Here is a notable fact about the economic recovery in the United States: Production adjusted for inflation in the last quarter was only...
Here is a notable fact about the economic recovery in the United States: Production adjusted for inflation in the last quarter was only 1% below what it would have been if the pandemic had never happened.
Here’s another one: Ignoring inflation, output is 1.7% above where he would have been absent the coronavirus.
These two facts help explain the confusing and contradictory nature of the economy of the end of the pandemic. On the one hand, the recovery has been remarkably fast both by historical standards and by what forecasters were expecting at the onset of the crisis. On the other hand, a surprising surge in inflation prevents the economy from rebounding faster or feeling more normal. And to some extent, the same forces – the remarkable levels of aid provided by the government and the unusual nature of the pandemic recession itself – are responsible for both trends.
The chart below helps tell the story. Inflation-adjusted gross domestic product (the dark blue line) has rebounded strongly since the early months of the crisis, but has yet to return to its pre-pandemic trend. This may not seem too surprising; businesses have mostly reopened, but the pandemic is still restricting daily activities, at least for many people.
But the second line of the graph, in light blue, shows that the story is a bit more complicated than that. In non-inflation-adjusted terms, gross domestic product — simply put, everything we earn and spend in any given three-month period — is significantly above its pre-Covid trend. In terms of dollars, we are producing and spending as much as ever. But because of inflation, those dollars are worth less than before.
The basic story here is simple. The reopening of the economy after the initial shutdowns has led to a surge in demand, which has been bolstered by the trillions of dollars in aid the federal government has provided to households and businesses.
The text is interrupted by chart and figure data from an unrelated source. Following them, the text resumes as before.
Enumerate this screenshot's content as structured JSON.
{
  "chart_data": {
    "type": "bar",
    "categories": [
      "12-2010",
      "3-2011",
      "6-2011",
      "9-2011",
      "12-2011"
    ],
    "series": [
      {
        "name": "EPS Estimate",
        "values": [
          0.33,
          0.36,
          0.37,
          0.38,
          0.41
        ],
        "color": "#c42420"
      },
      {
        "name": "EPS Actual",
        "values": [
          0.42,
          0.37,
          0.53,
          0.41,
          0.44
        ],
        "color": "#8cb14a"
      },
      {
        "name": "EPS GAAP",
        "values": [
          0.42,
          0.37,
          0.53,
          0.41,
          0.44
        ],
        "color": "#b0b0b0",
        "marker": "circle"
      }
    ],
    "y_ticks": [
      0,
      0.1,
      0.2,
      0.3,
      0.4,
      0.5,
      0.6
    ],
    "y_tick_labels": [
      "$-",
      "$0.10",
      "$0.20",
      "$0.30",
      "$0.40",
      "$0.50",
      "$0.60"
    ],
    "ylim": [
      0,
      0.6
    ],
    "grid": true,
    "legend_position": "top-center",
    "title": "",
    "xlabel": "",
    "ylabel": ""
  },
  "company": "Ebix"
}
But supply chain bottlenecks, labor shortages and other issues have prevented companies from fully meeting that demand. High demand and limited supply are a recipe for inflation.
What follows is less clear. If companies are able to hire more workers and increase production, supply can meet demand. In this scenario, the dark blue line would start to look more like the light blue line – growth would be strong in terms of real output, not just nominal dollars.
But if supply can’t rebound, either we’ll continue to burn excess demand as inflation, or demand will have to fall. Either way, it would be more difficult for the economy to fully rebound from the shock of the pandemic.